Kyle Vegter, Monday or Tuesday (2016) | World premiere, MusicNOW commission

    Duration: 10 minutes
    Instrumentation: clarinet, bass clarinet, cello, percussion and piano

    Performed with Manual Cinema
    Director: Julia Miller
    Concept: Lizi Breit, Julia Miller and Kyle Vegter
    Designers: Lizi Breit and Julia Miller

    “I attain a different kind of beauty, achieve a symmetry by means of infinite discords, showing all the traces of the mind’s passage through the world; and achieve in the end, some kind of whole made of shimmering fragments.” — Virginia Woolf

    The composer writes:
    Monday or Tuesday is a meditation on the life and work of the celebrated English author Virginia Woolf. The piece’s central inspiration comes from a prose poem of the same name that was published in 1921 in a volume of short stories also called Monday or Tuesday. The book was largely overlooked and is but a small blip on what was a tremendously powerful literary career. However, Woolf cites it as a major stylistic turning point for her — through its creation, she happened upon her trademark stream of consciousness writing style. Written in an early, highly poetic version of that style, the poem weaves together imagery and color into a distinctly modern Cezanne-like tapestry. Assembled in sharp angles, vivid snapshots, reds, blues and blacks — the short story becomes a portrait of the writer awash in a tumultuous contemporary society that is in sharp contrast to a serene natural world.
    Our Monday or Tuesday gets both its form and visual style from Woolf’s Monday or Tuesday, but the character we follow throughout is Woolf herself. The piece also draws inspiration from what was a tumultuous and tremendous life, full of literary achievement, powerful relationships, the English countryside, London smokestacks and bouts of manic depression.”

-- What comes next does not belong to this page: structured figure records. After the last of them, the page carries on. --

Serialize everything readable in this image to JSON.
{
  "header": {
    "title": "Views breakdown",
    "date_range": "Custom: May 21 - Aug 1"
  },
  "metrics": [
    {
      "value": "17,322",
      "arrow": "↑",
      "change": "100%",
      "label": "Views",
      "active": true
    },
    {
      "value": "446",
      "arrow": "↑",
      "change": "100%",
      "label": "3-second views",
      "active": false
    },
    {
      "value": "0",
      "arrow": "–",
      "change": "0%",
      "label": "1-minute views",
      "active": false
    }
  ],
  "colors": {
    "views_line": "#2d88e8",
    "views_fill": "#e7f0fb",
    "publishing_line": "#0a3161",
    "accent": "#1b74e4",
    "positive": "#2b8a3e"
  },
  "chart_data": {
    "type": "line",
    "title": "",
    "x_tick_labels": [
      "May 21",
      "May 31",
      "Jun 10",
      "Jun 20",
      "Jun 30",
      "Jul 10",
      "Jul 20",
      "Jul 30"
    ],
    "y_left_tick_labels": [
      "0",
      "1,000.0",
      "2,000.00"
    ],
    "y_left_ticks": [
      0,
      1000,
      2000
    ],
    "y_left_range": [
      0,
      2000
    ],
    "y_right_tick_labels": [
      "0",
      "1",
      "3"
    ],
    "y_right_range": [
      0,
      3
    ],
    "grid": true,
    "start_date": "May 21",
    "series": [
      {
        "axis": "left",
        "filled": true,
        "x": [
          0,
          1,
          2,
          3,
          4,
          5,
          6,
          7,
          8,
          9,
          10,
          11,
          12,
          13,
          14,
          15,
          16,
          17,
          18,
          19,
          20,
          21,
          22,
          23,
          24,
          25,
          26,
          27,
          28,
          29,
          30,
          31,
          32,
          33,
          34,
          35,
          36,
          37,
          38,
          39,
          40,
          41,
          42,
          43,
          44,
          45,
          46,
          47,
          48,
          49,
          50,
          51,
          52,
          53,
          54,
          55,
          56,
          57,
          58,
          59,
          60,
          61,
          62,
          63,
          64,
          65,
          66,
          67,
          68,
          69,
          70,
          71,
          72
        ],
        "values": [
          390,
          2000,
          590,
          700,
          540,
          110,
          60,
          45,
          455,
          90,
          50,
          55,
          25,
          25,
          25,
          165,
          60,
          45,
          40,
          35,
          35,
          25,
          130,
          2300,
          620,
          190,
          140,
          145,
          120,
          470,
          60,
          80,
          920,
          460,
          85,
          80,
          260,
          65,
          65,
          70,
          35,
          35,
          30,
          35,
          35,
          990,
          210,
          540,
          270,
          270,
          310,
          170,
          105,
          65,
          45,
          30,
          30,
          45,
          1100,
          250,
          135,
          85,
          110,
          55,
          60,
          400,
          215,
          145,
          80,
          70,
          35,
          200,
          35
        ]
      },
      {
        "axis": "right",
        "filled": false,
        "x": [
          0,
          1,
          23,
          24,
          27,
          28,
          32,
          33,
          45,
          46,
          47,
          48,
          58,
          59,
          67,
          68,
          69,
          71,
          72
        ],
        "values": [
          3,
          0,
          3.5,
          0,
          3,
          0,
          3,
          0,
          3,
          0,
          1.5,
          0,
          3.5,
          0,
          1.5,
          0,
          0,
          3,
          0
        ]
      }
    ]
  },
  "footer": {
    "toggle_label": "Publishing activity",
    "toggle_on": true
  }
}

    An excerpt from Monday or Tuesday (1921) by Virginia Woolf

    Lazy and indifferent, shaking space easily from his wings, knowing his way, the heron passes over the church beneath the sky. White and distant, absorbed in itself, endlessly the sky covers and uncovers, moves and remains. A lake? Blot the shores of it out! A mountain? Oh, perfect — the sun gold on its slopes. Down that falls. Ferns then, or white feathers, for ever and ever —

    Desiring truth, awaiting it, laboriously distilling a few words, for ever desiring — (a cry starts to the left, another to the right. Wheels strike divergently. Omnibuses conglomerate in conflict) — for ever desiring — (the clock asseverates with 12 distinct strokes that it is midday; light sheds gold scales; children swarm) — for ever desiring truth. Red is the dome; coins hang on the trees; smoke trails from the chimneys; bark, shout, cry “Iron for sale” — and truth?

    Radiating to a point men’s feet and women’s feet, black or gold-encrusted — (This foggy weather—Sugar? No, thank you — The commonwealth of the future) — the firelight darting and making the room red, save for the black figures and their bright eyes, while outside a van discharges, Miss Thingummy drinks tea at her desk, and plate-glass preserves fur coats — Flaunted, leaf-light, drifting at corners, blown across the wheels, silver-splashed, home or not home, gathered, scattered, squandered in separate scales, swept up, down, torn, sunk, assembled — and truth?

    Now to recollect by the fireside on the white square of marble. From ivory depths words rising shed their blackness, blossom and penetrate. Fallen the book; in the flame, in the smoke, in the momentary sparks — or now voyaging, the marble square pendant, minarets beneath and the Indian seas, while space rushes blue and stars glint — truth? content with closeness?

    Lazy and indifferent the heron returns; the sky veils her stars; then bares them.